Para ter direito ao benefício, é preciso cumprir os seguintes  requisitos:

             - ter mais de 18 anos de idade;

              - não ter emprego formal;

- exercer atividade como microempreendedor individual (MEI) ou ser contribuinte individual ou facultativo do RGPS (Regime Geral de Previdência  Social) ou ser trabalhador informal inscrito no CadÚnico (Cadastro Único para Programas Sociais do Governo Federal);

- ter renda familiar mensal por pessoa de até meio salário mínimo (R$  522,50) ou renda familiar mensal total (soma de todos os rendimentos que a família recebe) de até três salários mínimos (R$ 3.135);

-não receber benefício previdenciário ou assistencial, seguro- desemprego ou de outro programa de transferência de renda federal, exceto o Bolsa Família;

- não ter recebido rendimentos tributáveis, no ano de 2018, acima de  R$ 28.559,70;

            - não ser agente público, inclusive temporário;

      - não exercer mandato eletivo;

            - estar com o CPF regularizado.

Como funciona o Programa Emergencial de Suporte a Empregos do Governo Federal?
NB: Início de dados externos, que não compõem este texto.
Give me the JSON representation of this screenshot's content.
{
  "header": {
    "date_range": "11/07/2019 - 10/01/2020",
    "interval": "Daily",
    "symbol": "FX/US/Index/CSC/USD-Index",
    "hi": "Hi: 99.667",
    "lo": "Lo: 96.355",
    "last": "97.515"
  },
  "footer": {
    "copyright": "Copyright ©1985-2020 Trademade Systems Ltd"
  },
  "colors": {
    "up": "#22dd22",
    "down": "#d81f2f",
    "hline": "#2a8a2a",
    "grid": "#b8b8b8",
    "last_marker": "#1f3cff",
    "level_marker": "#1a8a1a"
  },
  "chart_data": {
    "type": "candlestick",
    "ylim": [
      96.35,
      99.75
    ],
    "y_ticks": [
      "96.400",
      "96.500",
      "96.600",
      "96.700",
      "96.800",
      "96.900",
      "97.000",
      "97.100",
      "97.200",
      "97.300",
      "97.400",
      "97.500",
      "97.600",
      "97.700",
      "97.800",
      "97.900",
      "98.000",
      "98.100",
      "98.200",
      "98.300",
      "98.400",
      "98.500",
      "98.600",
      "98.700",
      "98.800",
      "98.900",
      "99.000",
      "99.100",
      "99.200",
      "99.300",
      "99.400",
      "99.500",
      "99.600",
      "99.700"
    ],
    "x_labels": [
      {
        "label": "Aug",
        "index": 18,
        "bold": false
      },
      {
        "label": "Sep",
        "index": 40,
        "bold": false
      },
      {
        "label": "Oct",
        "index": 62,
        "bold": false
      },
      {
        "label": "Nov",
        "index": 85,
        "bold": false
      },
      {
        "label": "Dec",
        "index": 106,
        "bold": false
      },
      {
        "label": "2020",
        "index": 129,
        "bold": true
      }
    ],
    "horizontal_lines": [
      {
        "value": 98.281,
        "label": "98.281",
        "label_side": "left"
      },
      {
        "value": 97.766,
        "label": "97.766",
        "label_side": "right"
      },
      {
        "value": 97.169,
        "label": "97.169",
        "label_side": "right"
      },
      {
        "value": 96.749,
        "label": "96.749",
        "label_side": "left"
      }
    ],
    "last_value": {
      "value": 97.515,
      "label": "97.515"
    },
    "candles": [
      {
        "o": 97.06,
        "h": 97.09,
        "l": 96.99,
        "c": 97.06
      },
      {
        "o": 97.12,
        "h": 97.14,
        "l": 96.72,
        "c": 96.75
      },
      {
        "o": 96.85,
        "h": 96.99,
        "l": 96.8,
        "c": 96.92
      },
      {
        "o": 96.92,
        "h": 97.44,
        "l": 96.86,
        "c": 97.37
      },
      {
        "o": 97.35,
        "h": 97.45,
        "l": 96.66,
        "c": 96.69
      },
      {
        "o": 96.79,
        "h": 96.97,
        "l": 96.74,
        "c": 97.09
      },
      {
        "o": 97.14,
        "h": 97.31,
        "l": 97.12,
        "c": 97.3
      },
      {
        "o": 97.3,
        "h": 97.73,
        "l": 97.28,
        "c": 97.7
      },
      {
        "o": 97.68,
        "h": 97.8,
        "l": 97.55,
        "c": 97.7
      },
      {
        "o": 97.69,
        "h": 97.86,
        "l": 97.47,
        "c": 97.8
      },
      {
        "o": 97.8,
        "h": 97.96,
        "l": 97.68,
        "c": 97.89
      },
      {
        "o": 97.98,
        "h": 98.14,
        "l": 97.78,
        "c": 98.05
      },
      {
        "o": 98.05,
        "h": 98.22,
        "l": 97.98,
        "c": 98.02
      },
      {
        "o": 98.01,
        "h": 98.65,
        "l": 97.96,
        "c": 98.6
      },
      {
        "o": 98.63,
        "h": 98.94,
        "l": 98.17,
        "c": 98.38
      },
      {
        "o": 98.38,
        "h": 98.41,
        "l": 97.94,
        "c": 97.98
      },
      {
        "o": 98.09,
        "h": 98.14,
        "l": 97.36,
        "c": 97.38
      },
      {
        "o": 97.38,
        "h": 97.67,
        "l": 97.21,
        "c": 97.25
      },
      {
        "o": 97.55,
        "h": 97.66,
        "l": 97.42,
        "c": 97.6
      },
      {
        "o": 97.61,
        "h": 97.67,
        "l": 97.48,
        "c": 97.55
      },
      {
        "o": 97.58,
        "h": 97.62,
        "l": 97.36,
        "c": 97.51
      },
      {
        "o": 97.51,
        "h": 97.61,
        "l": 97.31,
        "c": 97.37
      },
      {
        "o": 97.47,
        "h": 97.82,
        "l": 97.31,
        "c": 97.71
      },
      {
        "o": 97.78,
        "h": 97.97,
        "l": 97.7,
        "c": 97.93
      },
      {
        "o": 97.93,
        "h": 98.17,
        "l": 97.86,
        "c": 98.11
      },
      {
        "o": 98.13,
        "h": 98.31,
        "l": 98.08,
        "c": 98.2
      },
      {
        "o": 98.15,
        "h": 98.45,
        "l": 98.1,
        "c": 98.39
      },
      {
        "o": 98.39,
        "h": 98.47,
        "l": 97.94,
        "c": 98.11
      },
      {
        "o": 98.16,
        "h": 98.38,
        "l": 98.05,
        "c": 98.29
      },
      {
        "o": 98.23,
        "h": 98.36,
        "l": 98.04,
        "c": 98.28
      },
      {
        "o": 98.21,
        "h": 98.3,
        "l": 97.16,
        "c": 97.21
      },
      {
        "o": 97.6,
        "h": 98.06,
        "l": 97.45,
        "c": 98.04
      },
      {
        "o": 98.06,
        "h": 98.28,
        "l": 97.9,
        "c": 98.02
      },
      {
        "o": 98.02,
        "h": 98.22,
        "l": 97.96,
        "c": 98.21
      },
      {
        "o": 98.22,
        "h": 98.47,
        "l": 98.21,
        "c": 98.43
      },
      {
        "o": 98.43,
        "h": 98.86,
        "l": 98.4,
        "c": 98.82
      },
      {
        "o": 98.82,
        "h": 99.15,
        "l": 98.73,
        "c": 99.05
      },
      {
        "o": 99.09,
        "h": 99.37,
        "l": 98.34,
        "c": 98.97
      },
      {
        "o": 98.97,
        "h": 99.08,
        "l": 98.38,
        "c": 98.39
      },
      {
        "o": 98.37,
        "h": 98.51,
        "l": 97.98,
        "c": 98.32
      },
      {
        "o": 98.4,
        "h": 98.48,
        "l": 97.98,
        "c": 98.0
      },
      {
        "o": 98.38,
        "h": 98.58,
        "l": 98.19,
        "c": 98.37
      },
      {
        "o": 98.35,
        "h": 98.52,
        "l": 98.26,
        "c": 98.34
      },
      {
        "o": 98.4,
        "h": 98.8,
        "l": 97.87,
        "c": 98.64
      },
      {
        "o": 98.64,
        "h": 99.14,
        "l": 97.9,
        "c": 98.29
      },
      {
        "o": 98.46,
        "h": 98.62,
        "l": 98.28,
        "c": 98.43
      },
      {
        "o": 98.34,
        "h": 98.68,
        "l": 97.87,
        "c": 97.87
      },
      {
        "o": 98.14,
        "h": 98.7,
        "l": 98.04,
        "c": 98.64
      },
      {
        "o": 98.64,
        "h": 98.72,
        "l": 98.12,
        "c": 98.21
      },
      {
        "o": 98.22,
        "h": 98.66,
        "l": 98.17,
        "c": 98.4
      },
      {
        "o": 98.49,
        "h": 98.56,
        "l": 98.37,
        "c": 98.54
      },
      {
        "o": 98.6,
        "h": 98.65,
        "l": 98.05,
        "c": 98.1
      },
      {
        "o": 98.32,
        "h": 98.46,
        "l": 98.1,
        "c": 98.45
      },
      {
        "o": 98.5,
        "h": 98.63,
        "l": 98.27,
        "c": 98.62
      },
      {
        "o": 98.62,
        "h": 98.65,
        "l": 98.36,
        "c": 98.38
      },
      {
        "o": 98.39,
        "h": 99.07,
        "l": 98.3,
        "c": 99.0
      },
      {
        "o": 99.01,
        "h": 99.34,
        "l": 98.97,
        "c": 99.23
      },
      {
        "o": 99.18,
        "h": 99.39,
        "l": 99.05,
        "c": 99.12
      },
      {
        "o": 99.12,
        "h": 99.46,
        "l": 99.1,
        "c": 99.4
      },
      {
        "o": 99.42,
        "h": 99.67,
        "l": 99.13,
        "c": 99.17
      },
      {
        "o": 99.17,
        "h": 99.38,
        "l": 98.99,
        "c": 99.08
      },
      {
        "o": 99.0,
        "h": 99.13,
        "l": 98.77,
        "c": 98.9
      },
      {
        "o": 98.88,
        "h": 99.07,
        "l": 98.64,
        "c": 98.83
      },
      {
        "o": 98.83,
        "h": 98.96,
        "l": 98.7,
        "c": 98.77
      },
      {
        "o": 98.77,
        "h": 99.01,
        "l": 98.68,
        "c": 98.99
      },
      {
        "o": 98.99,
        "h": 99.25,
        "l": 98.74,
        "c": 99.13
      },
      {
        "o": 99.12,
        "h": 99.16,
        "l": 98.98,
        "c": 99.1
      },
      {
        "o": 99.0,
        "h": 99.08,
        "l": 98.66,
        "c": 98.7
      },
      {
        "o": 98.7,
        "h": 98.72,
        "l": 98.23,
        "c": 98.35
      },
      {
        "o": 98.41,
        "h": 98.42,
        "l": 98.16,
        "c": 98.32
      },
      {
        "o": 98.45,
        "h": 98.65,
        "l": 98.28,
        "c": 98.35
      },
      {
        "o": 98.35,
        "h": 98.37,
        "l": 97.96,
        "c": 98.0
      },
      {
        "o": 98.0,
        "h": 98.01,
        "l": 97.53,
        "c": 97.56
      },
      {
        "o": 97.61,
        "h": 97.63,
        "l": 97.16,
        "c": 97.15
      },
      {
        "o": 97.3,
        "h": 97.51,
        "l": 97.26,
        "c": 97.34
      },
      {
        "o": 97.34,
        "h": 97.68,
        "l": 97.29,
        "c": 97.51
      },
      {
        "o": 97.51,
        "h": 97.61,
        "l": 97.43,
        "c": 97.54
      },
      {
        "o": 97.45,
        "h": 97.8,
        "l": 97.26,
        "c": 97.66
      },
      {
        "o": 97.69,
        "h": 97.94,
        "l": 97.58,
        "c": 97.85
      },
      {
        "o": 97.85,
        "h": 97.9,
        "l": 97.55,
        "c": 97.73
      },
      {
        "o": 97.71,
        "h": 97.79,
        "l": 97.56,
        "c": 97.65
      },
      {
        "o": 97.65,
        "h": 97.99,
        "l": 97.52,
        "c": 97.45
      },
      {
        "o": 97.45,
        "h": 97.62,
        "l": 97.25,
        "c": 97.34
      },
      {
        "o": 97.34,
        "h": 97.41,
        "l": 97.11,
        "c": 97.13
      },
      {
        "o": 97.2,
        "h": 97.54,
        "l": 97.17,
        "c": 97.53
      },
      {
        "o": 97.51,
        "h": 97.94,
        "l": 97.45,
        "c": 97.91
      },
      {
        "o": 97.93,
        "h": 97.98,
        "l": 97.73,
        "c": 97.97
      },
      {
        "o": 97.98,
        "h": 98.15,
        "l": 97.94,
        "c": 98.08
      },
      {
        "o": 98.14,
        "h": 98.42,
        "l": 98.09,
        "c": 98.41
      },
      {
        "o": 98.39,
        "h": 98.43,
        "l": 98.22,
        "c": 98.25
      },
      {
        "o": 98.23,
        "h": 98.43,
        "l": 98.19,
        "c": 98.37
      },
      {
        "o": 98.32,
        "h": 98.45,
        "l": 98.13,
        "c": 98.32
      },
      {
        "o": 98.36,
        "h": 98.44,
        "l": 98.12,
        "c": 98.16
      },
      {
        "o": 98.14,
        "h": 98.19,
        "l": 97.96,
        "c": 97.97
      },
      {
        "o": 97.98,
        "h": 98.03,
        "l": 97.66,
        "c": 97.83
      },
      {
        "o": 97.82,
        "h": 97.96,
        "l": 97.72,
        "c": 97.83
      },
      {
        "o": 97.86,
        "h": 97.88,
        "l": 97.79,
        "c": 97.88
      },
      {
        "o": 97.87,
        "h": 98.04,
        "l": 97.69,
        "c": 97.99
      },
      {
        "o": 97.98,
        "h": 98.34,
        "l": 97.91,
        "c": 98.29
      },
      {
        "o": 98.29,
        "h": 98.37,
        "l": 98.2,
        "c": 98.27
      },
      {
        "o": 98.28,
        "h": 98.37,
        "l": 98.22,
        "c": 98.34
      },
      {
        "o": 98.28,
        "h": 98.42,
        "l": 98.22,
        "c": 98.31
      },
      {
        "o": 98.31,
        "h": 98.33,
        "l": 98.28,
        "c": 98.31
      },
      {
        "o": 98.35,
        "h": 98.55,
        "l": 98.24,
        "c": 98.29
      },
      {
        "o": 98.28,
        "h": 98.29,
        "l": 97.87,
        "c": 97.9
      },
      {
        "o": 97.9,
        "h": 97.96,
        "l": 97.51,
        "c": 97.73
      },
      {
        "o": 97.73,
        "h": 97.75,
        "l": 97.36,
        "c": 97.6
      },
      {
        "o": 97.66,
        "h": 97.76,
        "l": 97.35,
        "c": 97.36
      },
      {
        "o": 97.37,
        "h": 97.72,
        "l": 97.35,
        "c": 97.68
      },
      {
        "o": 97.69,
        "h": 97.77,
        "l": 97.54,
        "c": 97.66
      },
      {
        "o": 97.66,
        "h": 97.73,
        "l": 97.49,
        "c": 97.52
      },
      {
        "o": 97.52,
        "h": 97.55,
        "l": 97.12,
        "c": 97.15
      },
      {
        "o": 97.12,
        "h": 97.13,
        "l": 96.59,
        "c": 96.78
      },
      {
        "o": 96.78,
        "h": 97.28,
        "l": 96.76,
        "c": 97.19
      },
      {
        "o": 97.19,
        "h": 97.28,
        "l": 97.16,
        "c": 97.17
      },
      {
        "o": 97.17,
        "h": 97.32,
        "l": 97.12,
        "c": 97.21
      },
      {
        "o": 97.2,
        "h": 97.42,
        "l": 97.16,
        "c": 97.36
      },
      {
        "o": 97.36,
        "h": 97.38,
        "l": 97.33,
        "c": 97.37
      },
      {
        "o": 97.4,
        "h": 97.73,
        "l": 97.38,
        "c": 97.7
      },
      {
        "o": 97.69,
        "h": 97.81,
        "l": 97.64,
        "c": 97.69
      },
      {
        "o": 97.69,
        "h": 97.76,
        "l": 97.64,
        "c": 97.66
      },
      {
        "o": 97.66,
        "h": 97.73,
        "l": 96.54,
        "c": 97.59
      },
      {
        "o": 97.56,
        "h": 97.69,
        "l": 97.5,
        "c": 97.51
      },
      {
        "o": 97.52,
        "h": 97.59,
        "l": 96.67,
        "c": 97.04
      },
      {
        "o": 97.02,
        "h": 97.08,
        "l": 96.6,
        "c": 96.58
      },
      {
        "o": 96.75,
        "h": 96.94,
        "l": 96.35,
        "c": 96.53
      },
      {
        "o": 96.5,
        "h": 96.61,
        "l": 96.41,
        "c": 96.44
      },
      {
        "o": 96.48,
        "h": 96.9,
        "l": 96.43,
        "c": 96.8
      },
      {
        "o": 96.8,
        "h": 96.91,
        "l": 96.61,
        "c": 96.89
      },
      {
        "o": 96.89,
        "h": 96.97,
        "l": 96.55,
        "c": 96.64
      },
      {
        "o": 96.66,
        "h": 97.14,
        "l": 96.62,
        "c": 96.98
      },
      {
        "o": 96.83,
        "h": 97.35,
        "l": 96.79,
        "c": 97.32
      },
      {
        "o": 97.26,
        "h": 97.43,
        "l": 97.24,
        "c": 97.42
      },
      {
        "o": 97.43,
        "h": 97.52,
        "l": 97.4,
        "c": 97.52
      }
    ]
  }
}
O Programa Emergencial de Suporte a Empregos instituiu o Benefício Emergencial de Preservação do Emprego e da Renda que será de prestação mensal e devido a partir da data do início da redução da jornada de trabalho e de salário ou da suspensão temporária do contrato de trabalho.

O empregador deverá informar ao Ministério da Economia a redução da jornada de trabalho e de salário ou a suspensão temporária do contrato de trabalho, no prazo de dez dias, contados da data da celebração do acordo.  O pagamento da primeira parcela do benefício será paga no prazo de trinta dias, contado da data da celebração do acordo e o Benefício Emergencial será pago exclusivamente enquanto durar a redução proporcional da jornada de trabalho e de salário ou a suspensão temporária do contrato de trabalho.

            O que é teletrabalho?

Teletrabalho é a realização de trabalho remoto ou trabalho a  distância para prestação de serviços preponderante ou totalmente fora das dependências do empregador, com a utilização de tecnologias da informação e comunicação. Durante o estado de calamidade pública, o empregador poderá, a seu critério, alterar o regime de trabalho presencial para teletrabalho, trabalho remoto ou outro tipo de trabalho a distância e determinar o retorno ao regime anterior, não necessitando, por enquanto, registar na CTPS essa alteração.

E se o empregado não possuir os equipamentos para realizar o teletrabalho?

O empregador poderá fornecer os equipamentos e pagar por serviços de infraestrutura (internet, telefone, etc.), que não caracterizarão verba de natureza salarial. Na impossibilidade de o empregador fornecer os equipamentos necessários para a realização do trabalho a distância, o período da jornada normal de trabalho será computado como tempo de trabalho à disposição do empregador.